The workflow, shown in
Figure 4, begins with collecting images of coins and banknotes under various conditions to ensure dataset diversity and robustness, particularly for recognizing mixed and partially occluded currency. The dataset is labeled in Roboflow with bounding boxes and currency classes. Preprocessing and augmentation steps—including rotation, flipping, and brightness adjustments—are applied to improve generalization.
Several object detection algorithms, including SSD, RetinaNet, YOLOv8, and YOLOv11, are compared to identify the most accurate and efficient model. The selected model is configured and trained using the prepared dataset, then converted into a mobile-friendly format. Finally, it is integrated into the application, which supports real-time inference both offline and online and provides visual detection and currency conversion features to enhance user convenience.
3.2. Dataset
The dataset used in this study consists of 46 denomination classes from four widely circulated currencies: the US Dollar (USD), Euro (EUR), Chinese Yuan (CNY), and Korean Won (KRW). Each class includes 200 images, totaling 9200 class-balanced samples. Images were collected from open-access sources such as Kaggle, Google Images, Medium, and personal collections to capture diverse real-world conditions, including cases where coins and banknotes are mixed or partially covered. The personal collection samples were captured using various smartphone cameras (iOS and Android-based). Only currently circulating denominations were included to ensure practical relevance. All images were curated to maintain consistency and quality, verifying class balance and removing anomalies.
Annotation was performed in Roboflow using rectangular bounding boxes to define currency objects. Each labeled object was tagged with its currency and denomination, serving as ground truth for training. The dataset was first partitioned into training, validation, and test sets using a 7:2:1 ratio. Augmentation was then applied only to the training set to improve model robustness. The augmentation operations included geometric transformations (rotation, zoom crop), color adjustments (grayscale, brightness, exposure), noise injection, and motion blur to simulate real-world imperfections. After augmentation, the dataset expanded to 22,198 images.
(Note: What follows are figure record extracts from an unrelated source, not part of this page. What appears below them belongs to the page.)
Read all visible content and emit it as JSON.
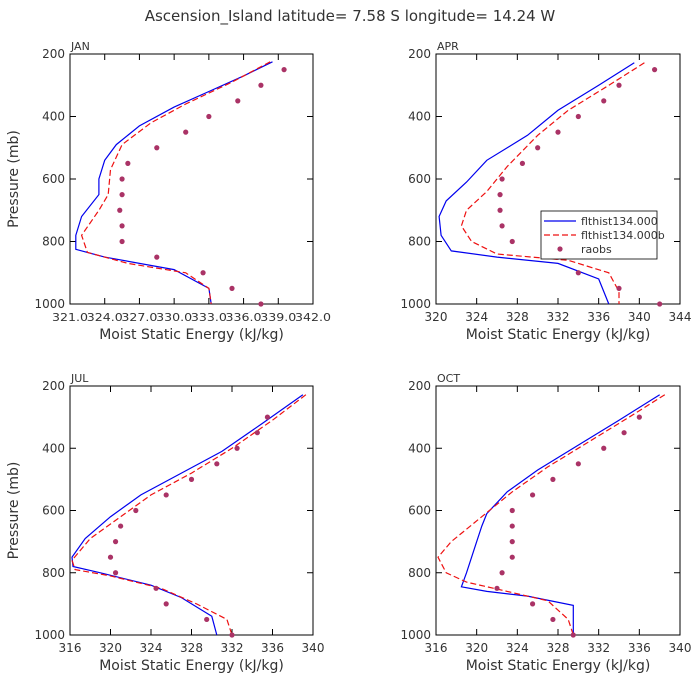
{
  "figure": {
    "title": "Ascension_Island  latitude= 7.58 S longitude= 14.24 W"
  },
  "colors": {
    "model_a": "#0000ee",
    "model_b": "#ee1111",
    "raobs": "#aa3366",
    "axis": "#000000",
    "text": "#333333"
  },
  "chart_data": [
    {
      "type": "line",
      "panel": "JAN",
      "xlabel": "Moist Static Energy (kJ/kg)",
      "ylabel": "Pressure (mb)",
      "xlim": [
        321.0,
        342.0
      ],
      "ylim": [
        1000,
        200
      ],
      "xticks": [
        321.0,
        324.0,
        327.0,
        330.0,
        333.0,
        336.0,
        339.0,
        342.0
      ],
      "xtick_labels": [
        "321.0",
        "324.0",
        "327.0",
        "330.0",
        "333.0",
        "336.0",
        "339.0",
        "342.0"
      ],
      "yticks": [
        200,
        400,
        600,
        800,
        1000
      ],
      "ytick_labels": [
        "200",
        "400",
        "600",
        "800",
        "1000"
      ],
      "series": [
        {
          "name": "flthist134.000",
          "style": "solid",
          "points": [
            [
              338.5,
              225
            ],
            [
              336,
              270
            ],
            [
              333,
              320
            ],
            [
              330,
              370
            ],
            [
              327,
              430
            ],
            [
              325,
              490
            ],
            [
              324,
              540
            ],
            [
              323.5,
              600
            ],
            [
              323.5,
              650
            ],
            [
              322,
              720
            ],
            [
              321.5,
              780
            ],
            [
              321.5,
              825
            ],
            [
              324,
              850
            ],
            [
              330,
              890
            ],
            [
              333,
              950
            ],
            [
              333.2,
              1000
            ]
          ]
        },
        {
          "name": "flthist134.000b",
          "style": "dashed",
          "points": [
            [
              338.3,
              225
            ],
            [
              335,
              290
            ],
            [
              331,
              360
            ],
            [
              328,
              420
            ],
            [
              325.5,
              490
            ],
            [
              324.5,
              570
            ],
            [
              324.3,
              650
            ],
            [
              323.5,
              700
            ],
            [
              322,
              780
            ],
            [
              322.5,
              835
            ],
            [
              326,
              870
            ],
            [
              331,
              900
            ],
            [
              333,
              950
            ],
            [
              333.2,
              1000
            ]
          ]
        },
        {
          "name": "raobs",
          "style": "dots",
          "points": [
            [
              339.5,
              250
            ],
            [
              337.5,
              300
            ],
            [
              335.5,
              350
            ],
            [
              333,
              400
            ],
            [
              331,
              450
            ],
            [
              328.5,
              500
            ],
            [
              326,
              550
            ],
            [
              325.5,
              600
            ],
            [
              325.5,
              650
            ],
            [
              325.3,
              700
            ],
            [
              325.5,
              750
            ],
            [
              325.5,
              800
            ],
            [
              328.5,
              850
            ],
            [
              332.5,
              900
            ],
            [
              335,
              950
            ],
            [
              337.5,
              1000
            ]
          ]
        }
      ]
    },
    {
      "type": "line",
      "panel": "APR",
      "xlabel": "Moist Static Energy (kJ/kg)",
      "ylabel": "Pressure (mb)",
      "xlim": [
        320,
        344
      ],
      "ylim": [
        1000,
        200
      ],
      "xticks": [
        320,
        324,
        328,
        332,
        336,
        340,
        344
      ],
      "xtick_labels": [
        "320",
        "324",
        "328",
        "332",
        "336",
        "340",
        "344"
      ],
      "yticks": [
        200,
        400,
        600,
        800,
        1000
      ],
      "ytick_labels": [
        "200",
        "400",
        "600",
        "800",
        "1000"
      ],
      "legend": [
        "flthist134.000",
        "flthist134.000b",
        "raobs"
      ],
      "series": [
        {
          "name": "flthist134.000",
          "style": "solid",
          "points": [
            [
              339.5,
              228
            ],
            [
              336,
              300
            ],
            [
              332,
              380
            ],
            [
              329,
              460
            ],
            [
              325,
              540
            ],
            [
              323,
              610
            ],
            [
              321,
              670
            ],
            [
              320.3,
              720
            ],
            [
              320.5,
              780
            ],
            [
              321.5,
              830
            ],
            [
              326,
              850
            ],
            [
              332,
              870
            ],
            [
              336,
              920
            ],
            [
              337,
              1000
            ]
          ]
        },
        {
          "name": "flthist134.000b",
          "style": "dashed",
          "points": [
            [
              340.5,
              228
            ],
            [
              337,
              300
            ],
            [
              333,
              380
            ],
            [
              330,
              460
            ],
            [
              327,
              560
            ],
            [
              325,
              640
            ],
            [
              323,
              700
            ],
            [
              322.5,
              750
            ],
            [
              323.5,
              800
            ],
            [
              326,
              840
            ],
            [
              333,
              860
            ],
            [
              337,
              900
            ],
            [
              338,
              960
            ],
            [
              338,
              1000
            ]
          ]
        },
        {
          "name": "raobs",
          "style": "dots",
          "points": [
            [
              341.5,
              250
            ],
            [
              338,
              300
            ],
            [
              336.5,
              350
            ],
            [
              334,
              400
            ],
            [
              332,
              450
            ],
            [
              330,
              500
            ],
            [
              328.5,
              550
            ],
            [
              326.5,
              600
            ],
            [
              326.3,
              650
            ],
            [
              326.3,
              700
            ],
            [
              326.5,
              750
            ],
            [
              327.5,
              800
            ],
            [
              332,
              850
            ],
            [
              334,
              900
            ],
            [
              338,
              950
            ],
            [
              342,
              1000
            ]
          ]
        }
      ]
    },
    {
      "type": "line",
      "panel": "JUL",
      "xlabel": "Moist Static Energy (kJ/kg)",
      "ylabel": "Pressure (mb)",
      "xlim": [
        316,
        340
      ],
      "ylim": [
        1000,
        200
      ],
      "xticks": [
        316,
        320,
        324,
        328,
        332,
        336,
        340
      ],
      "xtick_labels": [
        "316",
        "320",
        "324",
        "328",
        "332",
        "336",
        "340"
      ],
      "yticks": [
        200,
        400,
        600,
        800,
        1000
      ],
      "ytick_labels": [
        "200",
        "400",
        "600",
        "800",
        "1000"
      ],
      "series": [
        {
          "name": "flthist134.000",
          "style": "solid",
          "points": [
            [
              339,
              228
            ],
            [
              335,
              320
            ],
            [
              331,
              410
            ],
            [
              327,
              480
            ],
            [
              323,
              550
            ],
            [
              320,
              620
            ],
            [
              317.5,
              690
            ],
            [
              316.2,
              750
            ],
            [
              316.3,
              780
            ],
            [
              319,
              800
            ],
            [
              324,
              840
            ],
            [
              327,
              880
            ],
            [
              330,
              940
            ],
            [
              330.5,
              1000
            ]
          ]
        },
        {
          "name": "flthist134.000b",
          "style": "dashed",
          "points": [
            [
              339.3,
              228
            ],
            [
              336,
              310
            ],
            [
              332,
              400
            ],
            [
              328,
              480
            ],
            [
              324,
              550
            ],
            [
              321,
              620
            ],
            [
              318,
              690
            ],
            [
              316.2,
              760
            ],
            [
              316.5,
              790
            ],
            [
              320,
              810
            ],
            [
              325,
              850
            ],
            [
              328.5,
              900
            ],
            [
              331.5,
              950
            ],
            [
              332,
              1000
            ]
          ]
        },
        {
          "name": "raobs",
          "style": "dots",
          "points": [
            [
              335.5,
              300
            ],
            [
              334.5,
              350
            ],
            [
              332.5,
              400
            ],
            [
              330.5,
              450
            ],
            [
              328,
              500
            ],
            [
              325.5,
              550
            ],
            [
              322.5,
              600
            ],
            [
              321,
              650
            ],
            [
              320.5,
              700
            ],
            [
              320,
              750
            ],
            [
              320.5,
              800
            ],
            [
              324.5,
              850
            ],
            [
              325.5,
              900
            ],
            [
              329.5,
              950
            ],
            [
              332,
              1000
            ]
          ]
        }
      ]
    },
    {
      "type": "line",
      "panel": "OCT",
      "xlabel": "Moist Static Energy (kJ/kg)",
      "ylabel": "Pressure (mb)",
      "xlim": [
        316,
        340
      ],
      "ylim": [
        1000,
        200
      ],
      "xticks": [
        316,
        320,
        324,
        328,
        332,
        336,
        340
      ],
      "xtick_labels": [
        "316",
        "320",
        "324",
        "328",
        "332",
        "336",
        "340"
      ],
      "yticks": [
        200,
        400,
        600,
        800,
        1000
      ],
      "ytick_labels": [
        "200",
        "400",
        "600",
        "800",
        "1000"
      ],
      "series": [
        {
          "name": "flthist134.000",
          "style": "solid",
          "points": [
            [
              338,
              228
            ],
            [
              334,
              310
            ],
            [
              330,
              390
            ],
            [
              326,
              470
            ],
            [
              323,
              540
            ],
            [
              321,
              610
            ],
            [
              320.5,
              650
            ],
            [
              320,
              700
            ],
            [
              319.5,
              750
            ],
            [
              319,
              800
            ],
            [
              318.5,
              845
            ],
            [
              321,
              860
            ],
            [
              325,
              875
            ],
            [
              329.5,
              905
            ],
            [
              329.5,
              1000
            ]
          ]
        },
        {
          "name": "flthist134.000b",
          "style": "dashed",
          "points": [
            [
              338.5,
              228
            ],
            [
              335,
              300
            ],
            [
              331,
              380
            ],
            [
              327,
              460
            ],
            [
              323.5,
              540
            ],
            [
              320.5,
              620
            ],
            [
              317.5,
              700
            ],
            [
              316.2,
              750
            ],
            [
              317,
              800
            ],
            [
              319,
              830
            ],
            [
              323,
              860
            ],
            [
              327,
              890
            ],
            [
              329,
              950
            ],
            [
              329.5,
              1000
            ]
          ]
        },
        {
          "name": "raobs",
          "style": "dots",
          "points": [
            [
              336,
              300
            ],
            [
              334.5,
              350
            ],
            [
              332.5,
              400
            ],
            [
              330,
              450
            ],
            [
              327.5,
              500
            ],
            [
              325.5,
              550
            ],
            [
              323.5,
              600
            ],
            [
              323.5,
              650
            ],
            [
              323.5,
              700
            ],
            [
              323.5,
              750
            ],
            [
              322.5,
              800
            ],
            [
              322,
              850
            ],
            [
              325.5,
              900
            ],
            [
              327.5,
              950
            ],
            [
              329.5,
              1000
            ]
          ]
        }
      ]
    }
  ]
}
Preprocessing steps included resizing images to 320 × 320 pixels, contrast enhancement, and pixel normalization.
Figure 5 illustrates images of the coins and banknotes used in the dataset, while
Table 2 summarizes the classes and the distribution of images before and after augmentation.
3.3. Model Comparison
Four popular one-stage detectors: YOLOv8, YOLOv11, SSD, and RetinaNet were evaluated to identify the most suitable model for recognizing mixed and partly covered foreign coins and banknotes. These models were selected because each has been considered state-of-the-art at different points in the development of object detection, with distinct trade-offs in speed, accuracy, and architectural design [
27]. SSD introduced real-time one-stage detection with relatively lightweight computation, RetinaNet addressed the class imbalance problem using focal loss, and the YOLO family has continually advanced single-stage detectors by improving speed and accuracy for real-time tasks.
Other detectors such as Faster R-CNN, EfficientDet, and DETR were not adopted in this study due to their comparatively higher computational demands, slower inference speeds, or lack of mobile-oriented implementations, which make them less suitable for deployment on smartphones. By focusing on SSD, RetinaNet, and the latest YOLO variants, this paper prioritize to balance representativeness of major one-stage detector families with practical feasibility for real-time mobile applications. Furthermore, specifically for YOLO this paper used the medium-sized variants (YOLOv8-m and YOLOv11-m).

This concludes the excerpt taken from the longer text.